Mariana
sabia muito pouco sobre filosofia, literatura e política. Cada dia mais, ela
tinha uma sensação que ficava mais perdida, afundada em livros e informações
jornalísticas expostas na internet. A jovem estudante de filosofia, interessada
por assuntos difíceis e por alemães, rabiscava palavras, duas ou três, para
escrever no final de cada página do diário, como um sinal de fracasso, que não
entendia o mundo, não entendia a arte, não entendia ela mesma. Ela fracassava na
sua ambição de interpretar os passos dessa sociedade que fazia parte como mais
uma anônima.
Atenta
e delicada, Mariana fixava os olhos na folha de papel e assoprava o lápis, este
objeto fazia um movimento de vai e vem. O lápis indo e vindo, indo e vindo, até
cair no chão. (Lembrete: os sons miúdos aumentam de tamanho, quando há uma
pessoa atenta para ouvir). Ela caminhou até a janela e viu uma lua soberba,
brilhando, no céu vazio e sem estrelas de São Paulo. O vento acariciava seus
pensamentos, eles, pouco a pouco, adormeciam.
Com
tantos piolhos existenciais, restaram apenas uma reflexão. A lua estava
minguante. Mariana acreditava que essa era a lua das bruxas; ela criava um
pensamento, uma ilusão que pudesse acreditar. Tempos atrás, a jovem estudante
tinha perdido a crença com as religiões para sempre. Por isso, sentiu
necessidade de criar algo que fugisse de sua imaginação terrena, alimentando o
seu lado infantil, adornando suas fantasias impossíveis. A lua era a sua maior
invenção.
Mariana
escreveu: “ (...) a lua minguante é a verdadeira lua das bruxas, é a lua dos
intervalos. É a lua que está entre a fase nova e a fase cheia. São nos
intervalos que a gente se transforma, é no limiar que as coisas, pouco a pouco,
viram.

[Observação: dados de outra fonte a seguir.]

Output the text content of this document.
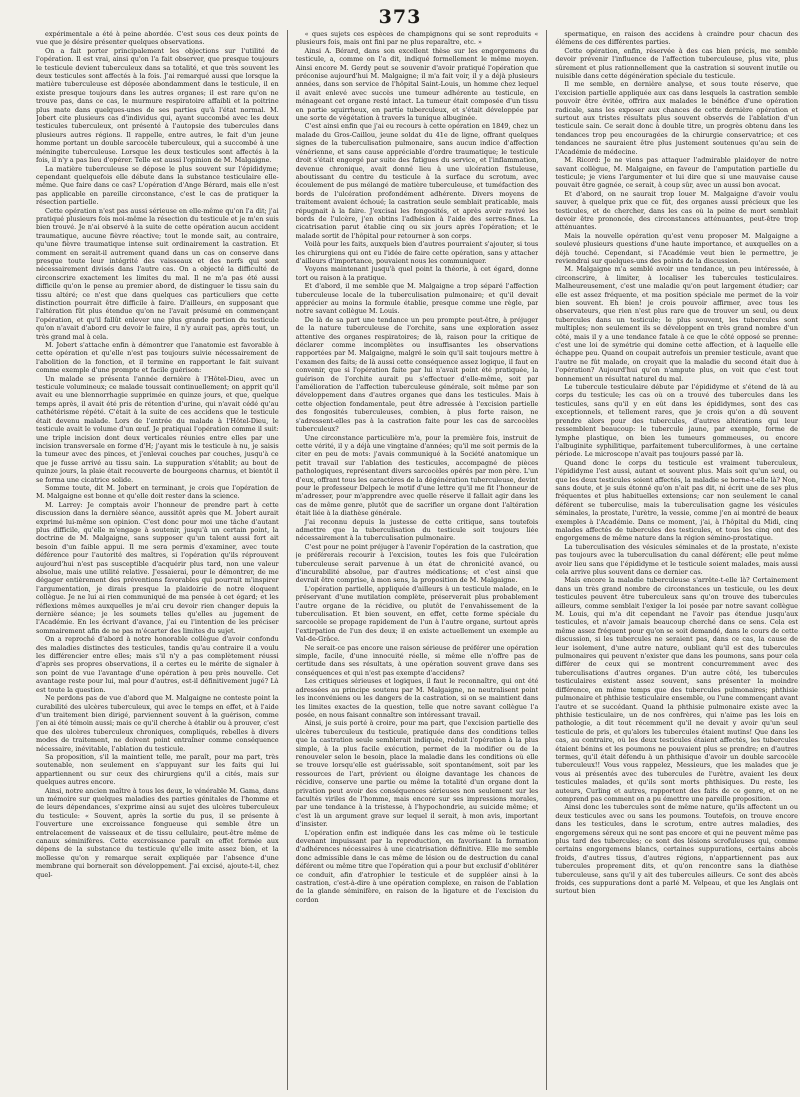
373

expérimentale a été à peine abordée. C'est sous ces deux points de vue que je désire présenter quelques observations.

On a fait porter principalement les objections sur l'utilité de l'opération. Il est vrai, ainsi qu'on l'a fait observer, que presque toujours le testicule devient tuberculeux dans sa totalité, et que très souvent les deux testicules sont affectés à la fois. J'ai remarqué aussi que lorsque la matière tuberculeuse est déposée abondamment dans le testicule, il en existe presque toujours dans les autres organes; il est rare qu'on ne trouve pas, dans ce cas, le murmure respiratoire affaibli et la poitrine plus mate dans quelques-unes de ses parties qu'à l'état normal. M. Jobert cite plusieurs cas d'individus qui, ayant succombé avec les deux testicules tuberculeux, ont présenté à l'autopsie des tubercules dans plusieurs autres régions. Il rappelle, entre autres, le fait d'un jeune homme portant un double sarcocèle tuberculeux, qui a succombé à une méningite tuberculeuse. Lorsque les deux testicules sont affectés à la fois, il n'y a pas lieu d'opérer. Telle est aussi l'opinion de M. Malgaigne.

La matière tuberculeuse se dépose le plus souvent sur l'épididyme; cependant quelquefois elle débute dans la substance testiculaire elle-même. Que faire dans ce cas? L'opération d'Ange Bérard, mais elle n'est pas applicable en pareille circonstance, c'est le cas de pratiquer la résection partielle.

Cette opération n'est pas aussi sérieuse en elle-même qu'on l'a dit; j'ai pratiqué plusieurs fois moi-même la résection du testicule et je m'en suis bien trouvé. Je n'ai observé à la suite de cette opération aucun accident traumatique, aucune fièvre réactive; tout le monde sait, au contraire, qu'une fièvre traumatique intense suit ordinairement la castration. Et comment en serait-il autrement quand dans un cas on conserve dans presque toute leur intégrité des vaisseaux et des nerfs qui sont nécessairement divisés dans l'autre cas. On a objecté la difficulté de circonscrire exactement les limites du mal. Il ne m'a pas été aussi difficile qu'on le pense au premier abord, de distinguer le tissu sain du tissu altéré; ce n'est que dans quelques cas particuliers que cette distinction pourrait être difficile à faire. D'ailleurs, en supposant que l'altération fût plus étendue qu'on ne l'avait présumé en commençant l'opération, et qu'il fallût enlever une plus grande portion du testicule qu'on n'avait d'abord cru devoir le faire, il n'y aurait pas, après tout, un très grand mal à cela.

M. Jobert s'attache enfin à démontrer que l'anatomie est favorable à cette opération et qu'elle n'est pas toujours suivie nécessairement de l'abolition de la fonction, et il termine en rapportant le fait suivant comme exemple d'une prompte et facile guérison:

Un malade se présenta l'année dernière à l'Hôtel-Dieu, avec un testicule volumineux; ce malade toussait continuellement; on apprit qu'il avait eu une blennorrhagie supprimée en quinze jours, et que, quelque temps après, il avait été pris de rétention d'urine, qui n'avait cédé qu'au cathétérisme répété. C'était à la suite de ces accidens que le testicule était devenu malade. Lors de l'entrée du malade à l'Hôtel-Dieu, le testicule avait le volume d'un œuf. Je pratiquai l'opération comme il suit: une triple incision dont deux verticales réunies entre elles par une incision transversale en forme d'H; j'ayant mis le testicule à nu, je saisis la tumeur avec des pinces, et j'enlevai couches par couches, jusqu'à ce que je fusse arrivé au tissu sain. La suppuration s'établit; au bout de quinze jours, la plaie était recouverte de bourgeons charnus, et bientôt il se forma une cicatrice solide.

Somme toute, dit M. Jobert en terminant, je crois que l'opération de M. Malgaigne est bonne et qu'elle doit rester dans la science.

M. Larrey: Je comptais avoir l'honneur de prendre part à cette discussion dans la dernière séance, aussitôt après que M. Jobert aurait exprimé lui-même son opinion. C'est donc pour moi une tâche d'autant plus difficile, qu'elle m'engage à soutenir, jusqu'à un certain point, la doctrine de M. Malgaigne, sans supposer qu'un talent aussi fort ait besoin d'un faible appui. Il me sera permis d'examiner, avec toute déférence pour l'autorité des maîtres, si l'opération qu'ils réprouvent aujourd'hui n'est pas susceptible d'acquérir plus tard, non une valeur absolue, mais une utilité relative. J'essaierai, pour le démontrer, de me dégager entièrement des préventions favorables qui pourrait m'inspirer l'argumentation, je dirais presque la plaidoirie de notre éloquent collègue. Je ne lui ai rien communiqué de ma pensée à cet égard; et les réflexions mêmes auxquelles je m'ai cru devoir rien changer depuis la dernière séance; je les soumets telles qu'elles au jugement de l'Académie. En les écrivant d'avance, j'ai eu l'intention de les préciser sommairement afin de ne pas m'écarter des limites du sujet.

On a reproché d'abord à notre honorable collègue d'avoir confondu des maladies distinctes des testicules, tandis qu'au contraire il a voulu les différencier entre elles; mais s'il n'y a pas complètement réussi d'après ses propres observations, il a certes eu le mérite de signaler à son point de vue l'avantage d'une opération à peu près nouvelle. Cet avantage reste pour lui, mal pour d'autres, est-il définitivement jugé? Là est toute la question.

Ne perdons pas de vue d'abord que M. Malgaigne ne conteste point la curabilité des ulcères tuberculeux, qui avec le temps en effet, et à l'aide d'un traitement bien dirigé, parviennent souvent à la guérison, comme j'en ai été témoin aussi; mais ce qu'il cherche à établir ou à prouver, c'est que des ulcères tuberculeux chroniques, compliqués, rebelles à divers modes de traitement, ne doivent point entraîner comme conséquence nécessaire, inévitable, l'ablation du testicule.

Sa proposition, s'il la maintient telle, me paraît, pour ma part, très soutenable, non seulement en s'appuyant sur les faits qui lui appartiennent ou sur ceux des chirurgiens qu'il a cités, mais sur quelques autres encore.

Ainsi, notre ancien maître à tous les deux, le vénérable M. Gama, dans un mémoire sur quelques maladies des parties génitales de l'homme et de leurs dépendances, s'exprime ainsi au sujet des ulcères tuberculeux du testicule: « Souvent, après la sortie du pus, il se présente à l'ouverture une excroissance fongueuse qui semble être un entrelacement de vaisseaux et de tissu cellulaire, peut-être même de canaux séminifères. Cette excroissance paraît en effet formée aux dépens de la substance du testicule qu'elle imite assez bien, et la mollesse qu'on y remarque serait expliquée par l'absence d'une membrane qui bornerait son développement. J'ai excisé, ajoute-t-il, chez quel-

« ques sujets ces espèces de champignons qui se sont reproduits « plusieurs fois, mais ont fini par ne plus reparaître, etc. »

Ainsi A. Bérard, dans son excellent thèse sur les engorgemens du testicule, a, comme on l'a dit, indiqué formellement le même moyen. Ainsi encore M. Gerdy peut se souvenir d'avoir pratiqué l'opération que préconise aujourd'hui M. Malgaigne; il m'a fait voir, il y a déjà plusieurs années, dans son service de l'hôpital Saint-Louis, un homme chez lequel il avait enlevé avec succès une tumeur adhérente au testicule, en ménageant cet organe resté intact. La tumeur était composée d'un tissu en partie squirrheux, en partie tuberculeux, et s'était développée par une sorte de végétation à travers la tunique albuginée.

C'est ainsi enfin que j'ai eu recours à cette opération en 1849, chez un malade du Gros-Caillou, jeune soldat du 41e de ligne, offrant quelques signes de la tuberculisation pulmonaire, sans aucun indice d'affection vénérienne, et sans cause appréciable d'ordre traumatique; le testicule droit s'était engorgé par suite des fatigues du service, et l'inflammation, devenue chronique, avait donné lieu à une ulcération fistuleuse, aboutissant du centre du testicule à la surface du scrotum, avec écoulement de pus mélangé de matière tuberculeuse, et tuméfaction des bords de l'ulcération profondément adhérente. Divers moyens de traitement avaient échoué; la castration seule semblait praticable, mais répugnait à la faire. J'excisai les fongosités, et après avoir ravivé les bords de l'ulcère, j'en obtins l'adhésion à l'aide des serres-fines. La cicatrisation parut établie cinq ou six jours après l'opération; et le malade sortit de l'hôpital pour retourner à son corps.

Voilà pour les faits, auxquels bien d'autres pourraient s'ajouter, si tous les chirurgiens qui ont eu l'idée de faire cette opération, sans y attacher d'ailleurs d'importance, pouvaient nous les communiquer.

Voyons maintenant jusqu'à quel point la théorie, à cet égard, donne tort ou raison à la pratique.

Et d'abord, il me semble que M. Malgaigne a trop séparé l'affection tuberculeuse locale de la tuberculisation pulmonaire; et qu'il devait apprécier au moins la formule établie, presque comme une règle, par notre savant collègue M. Louis.

De là de sa part une tendance un peu prompte peut-être, à préjuger de la nature tuberculeuse de l'orchite, sans une exploration assez attentive des organes respiratoires; de là, raison pour la critique de déclarer comme incomplètes ou insuffisantes les observations rapportées par M. Malgaigne, malgré le soin qu'il sait toujours mettre à l'examen des faits; de là aussi cette conséquence assez logique, il faut en convenir, que si l'opération faite par lui n'avait point été pratiquée, la guérison de l'orchite aurait pu s'effectuer d'elle-même, soit par l'amélioration de l'affection tuberculeuse générale, soit même par son développement dans d'autres organes que dans les testicules. Mais à cette objection fondamentale, peut être adressée à l'excision partielle des fongosités tuberculeuses, combien, à plus forte raison, ne s'adressent-elles pas à la castration faite pour les cas de sarcocèles tuberculeux?

Une circonstance particulière m'a, pour la première fois, instruit de cette vérité, il y a déjà une vingtaine d'années; qu'il me soit permis de la citer en peu de mots: j'avais communiqué à la Société anatomique un petit travail sur l'ablation des testicules, accompagné de pièces pathologiques, représentant divers sarcocèles opérés par mon père. L'un d'eux, offrant tous les caractères de la dégénération tuberculeuse, devint pour le professeur Delpech le motif d'une lettre qu'il me fit l'honneur de m'adresser, pour m'apprendre avec quelle réserve il fallait agir dans les cas de même genre, plutôt que de sacrifier un organe dont l'altération était liée à la diathèse générale.

J'ai reconnu depuis la justesse de cette critique, sans toutefois admettre que la tuberculisation du testicule soit toujours liée nécessairement à la tuberculisation pulmonaire.

C'est pour ne point préjuger à l'avenir l'opération de la castration, que je préférerais recourir à l'excision, toutes les fois que l'ulcération tuberculeuse serait parvenue à un état de chronicité avancé, ou d'incurabilité absolue, par d'autres médications; et c'est ainsi que devrait être comprise, à mon sens, la proposition de M. Malgaigne.

L'opération partielle, appliquée d'ailleurs à un testicule malade, en le préservant d'une mutilation complète, préserverait plus probablement l'autre organe de la récidive, ou plutôt de l'envahissement de la tuberculisation. Et bien souvent, en effet, cette forme spéciale du sarcocèle se propage rapidement de l'un à l'autre organe, surtout après l'extirpation de l'un des deux; il en existe actuellement un exemple au Val-de-Grâce.

Ne serait-ce pas encore une raison sérieuse de préférer une opération simple, facile, d'une innocuité réelle, si même elle n'offre pas de certitude dans ses résultats, à une opération souvent grave dans ses conséquences et qui n'est pas exempte d'accidens?

Les critiques sérieuses et logiques, il faut le reconnaître, qui ont été adressées au principe soutenu par M. Malgaigne, ne neutralisent point les inconvéniens ou les dangers de la castration, si on se maintient dans les limites exactes de la question, telle que notre savant collègue l'a posée, en nous faisant connaître son intéressant travail.

Ainsi, je suis porté à croire, pour ma part, que l'excision partielle des ulcères tuberculeux du testicule, pratiquée dans des conditions telles que la castration seule semblerait indiquée, réduit l'opération à la plus simple, à la plus facile exécution, permet de la modifier ou de la renouveler selon le besoin, place la maladie dans les conditions où elle se trouve lorsqu'elle est guérissable, soit spontanément, soit par les ressources de l'art, prévient ou éloigne davantage les chances de récidive, conserve une partie ou même la totalité d'un organe dont la privation peut avoir des conséquences sérieuses non seulement sur les facultés viriles de l'homme, mais encore sur ses impressions morales, par une tendance à la tristesse, à l'hypochondrie, au suicide même; et c'est là un argument grave sur lequel il serait, à mon avis, important d'insister.

L'opération enfin est indiquée dans les cas même où le testicule devenant impuissant par la reproduction, en favorisant la formation d'adhérences nécessaires à une cicatrisation définitive. Elle me semble donc admissible dans le cas même de lésion ou de destruction du canal déférent ou même titre que l'opération qui a pour but exclusif d'oblitérer ce conduit, afin d'atrophier le testicule et de suppléer ainsi à la castration, c'est-à-dire à une opération complexe, en raison de l'ablation de la glande séminifère, en raison de la ligature et de l'excision du cordon

spermatique, en raison des accidens à craindre pour chacun des élémens de ces différentes parties.

Cette opération, enfin, réservée à des cas bien précis, me semble devoir prévenir l'influence de l'affection tuberculeuse, plus vite, plus sûrement et plus rationnellement que la castration si souvent inutile ou nuisible dans cette dégénération spéciale du testicule.

Il me semble, en dernière analyse, et sous toute réserve, que l'excision partielle appliquée aux cas dans lesquels la castration semble pouvoir être évitée, offrira aux malades le bénéfice d'une opération radicale, sans les exposer aux chances de cette dernière opération et surtout aux tristes résultats plus souvent observés de l'ablation d'un testicule sain. Ce serait donc à double titre, un progrès obtenu dans les tendances trop peu encouragées de la chirurgie conservatrice; et ces tendances ne sauraient être plus justement soutenues qu'au sein de l'Académie de médecine.

M. Ricord: Je ne viens pas attaquer l'admirable plaidoyer de notre savant collègue, M. Malgaigne, en faveur de l'amputation partielle du testicule; je viens l'argumenter et lui dire que si une mauvaise cause pouvait être gagnée, ce serait, à coup sûr, avec un aussi bon avocat.

Et d'abord, on ne saurait trop louer M. Malgaigne d'avoir voulu sauver, à quelque prix que ce fût, des organes aussi précieux que les testicules, et de chercher, dans les cas où la peine de mort semblait devoir être prononcée, des circonstances atténuantes, peut-être trop atténuantes.

Mais la nouvelle opération qu'est venu proposer M. Malgaigne a soulevé plusieurs questions d'une haute importance, et auxquelles on a déjà touché. Cependant, si l'Académie veut bien le permettre, je reviendrai sur quelques-uns des points de la discussion.

M. Malgaigne m'a semblé avoir une tendance, un peu intéressée, à circonscrire, à limiter, à localiser les tubercules testiculaires. Malheureusement, c'est une maladie qu'on peut largement étudier; car elle est assez fréquente, et ma position spéciale me permet de la voir bien souvent. Eh bien! je crois pouvoir affirmer, avec tous les observateurs, que rien n'est plus rare que de trouver un seul, ou deux tubercules dans un testicule; le plus souvent, les tubercules sont multiples; non seulement ils se développent en très grand nombre d'un côté, mais il y a une tendance fatale à ce que le côté opposé se prenne: c'est une loi de symétrie qui domine cette affection, et à laquelle elle échappe peu. Quand on coupait autrefois un premier testicule, avant que l'autre ne fût malade, on croyait que la maladie du second était due à l'opération? Aujourd'hui qu'on n'ampute plus, on voit que c'est tout bonnement un résultat naturel du mal.

Le tubercule testiculaire débute par l'épididyme et s'étend de là au corps du testicule; les cas où on a trouvé des tubercules dans les testicules, sans qu'il y en eût dans les épididymes, sont des cas exceptionnels, et tellement rares, que je crois qu'on a dû souvent prendre alors pour des tubercules, d'autres altérations qui leur ressemblent beaucoup: le tubercule jaune, par exemple, forme de lymphe plastique, on bien les tumeurs gommeuses, ou encore l'albuginite syphilitique, parfaitement tuberculiformes, à une certaine période. Le microscope n'avait pas toujours passé par là.

Quand donc le corps du testicule est vraiment tuberculeux, l'épididyme l'est aussi, autant et souvent plus. Mais soit qu'un seul, ou que les deux testicules soient affectés, la maladie se borne-t-elle là? Non, sans doute, et je suis étonné qu'on n'ait pas dit, ni écrit une de ses plus fréquentes et plus habituelles extensions; car non seulement le canal déférent se tuberculise, mais la tuberculisation gagne les vésicules séminales, la prostate, l'urètre, la vessie, comme j'en ai montré de beaux exemples à l'Académie. Dans ce moment, j'ai, à l'hôpital du Midi, cinq malades affectés de tubercules des testicules, et tous les cinq ont des engorgemens de même nature dans la région sémino-prostatique.

La tuberculisation des vésicules séminales et de la prostate, n'existe pas toujours avec la tuberculisation du canal déférent; elle peut même avoir lieu sans que l'épididyme et le testicule soient malades, mais aussi cela arrive plus souvent dans ce dernier cas.

Mais encore la maladie tuberculeuse s'arrête-t-elle là? Certainement dans un très grand nombre de circonstances un testicule, ou les deux testicules peuvent être tuberculeux sans qu'on trouve des tubercules ailleurs, comme semblait l'exiger la loi posée par notre savant collègue M. Louis, qui m'a dit cependant ne l'avoir pas étendue jusqu'aux testicules, et n'avoir jamais beaucoup cherché dans ce sens. Cela est même assez fréquent pour qu'on se soit demandé, dans le cours de cette discussion, si les tubercules ne seraient pas, dans ce cas, la cause de leur isolement, d'une autre nature, oubliant qu'il est des tubercules pulmonaires qui peuvent n'exister que dans les poumons, sans pour cela différer de ceux qui se montrent concurremment avec des tuberculisations d'autres organes. D'un autre côté, les tubercules testiculaires existent assez souvent, sans présenter la moindre différence, en même temps que des tubercules pulmonaires; phthisie pulmonaire et phthisie testiculaire ensemble, ou l'une commençant avant l'autre et se succédant. Quand la phthisie pulmonaire existe avec la phthisie testiculaire, un de nos confrères, qui n'aime pas les lois en pathologie, a dit tout récemment qu'il ne devait y avoir qu'un seul testicule de pris, et qu'alors les tubercules étaient mutins! Que dans les cas, au contraire, où les deux testicules étaient affectés, les tubercules étaient bénins et les poumons ne pouvaient plus se prendre; en d'autres termes, qu'il était défendu à un phthisique d'avoir un double sarcocèle tuberculeux!! Vous vous rappelez, Messieurs, que les malades que je vous ai présentés avec des tubercules de l'urètre, avaient les deux testicules malades, et qu'ils sont morts phthisiques. Du reste, les auteurs, Curling et autres, rapportent des faits de ce genre, et on ne comprend pas comment on a pu émettre une pareille proposition.

Ainsi donc les tubercules sont de même nature, qu'ils affectent un ou deux testicules avec ou sans les poumons. Toutefois, on trouve encore dans les testicules, dans le scrotum, entre autres maladies, des engorgemens séreux qui ne sont pas encore et qui ne peuvent même pas plus tard des tubercules; ce sont des lésions scrofuleuses qui, comme certains engorgemens blancs, certaines suppurations, certains abcès froids, d'autres tissus, d'autres régions, n'appartiennent pas aux tubercules proprement dits, et qu'on rencontre sans la diathèse tuberculeuse, sans qu'il y ait des tubercules ailleurs. Ce sont des abcès froids, ces suppurations dont a parlé M. Velpeau, et que les Anglais ont surtout bien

O devir. Aliás, palavras bonitas
essas, né: 'devir, etéreo'; um dia um rapaz que namorei me disse que a palavra
que combinava comigo era o verbo flanar,
(quando Felipe falou isso, eu achei de uma delicadeza!...); lendo um
romance encontrei a palavra irremissível misturada com as frases, foi como
encontrar um amor, apaixonei-me imediatamente. Não sei nem se estou escrevendo
coisa com coisa, acho que não, provavelmente não, estou escrevendo palavras
desconexas e inventando fatos. Eu estou assim, por exemplo, minguante”.
Dois
minutos, em desassossego, ela olhou inconformada para própria caligrafia, olhando
a janela, engolindo o lápis na boca; questionou-se sobre o futuro e, nesse
momento, o presente se distraiu e virou um passado inconsistente. Pensou: “o
que vou escrever? O que vou escrever?”. Sentiu vontade de jogar o diário no
lixo, sentiu-se enojada com todas essas palavras. Era uma mulher infantil e
impotente, só sabia tagarelar e tagarelar sobre as coisas que não conhecia.
Quando criança, um tio, bagunçando seus longos cabelos cacheados, disse a ela:
“você tem uma cara de menina mentirosa”. Mariana riu, afinal, o seu tio bêbado
que paquerava meninas de dez anos e ensinava como beijar na boca, estava certo.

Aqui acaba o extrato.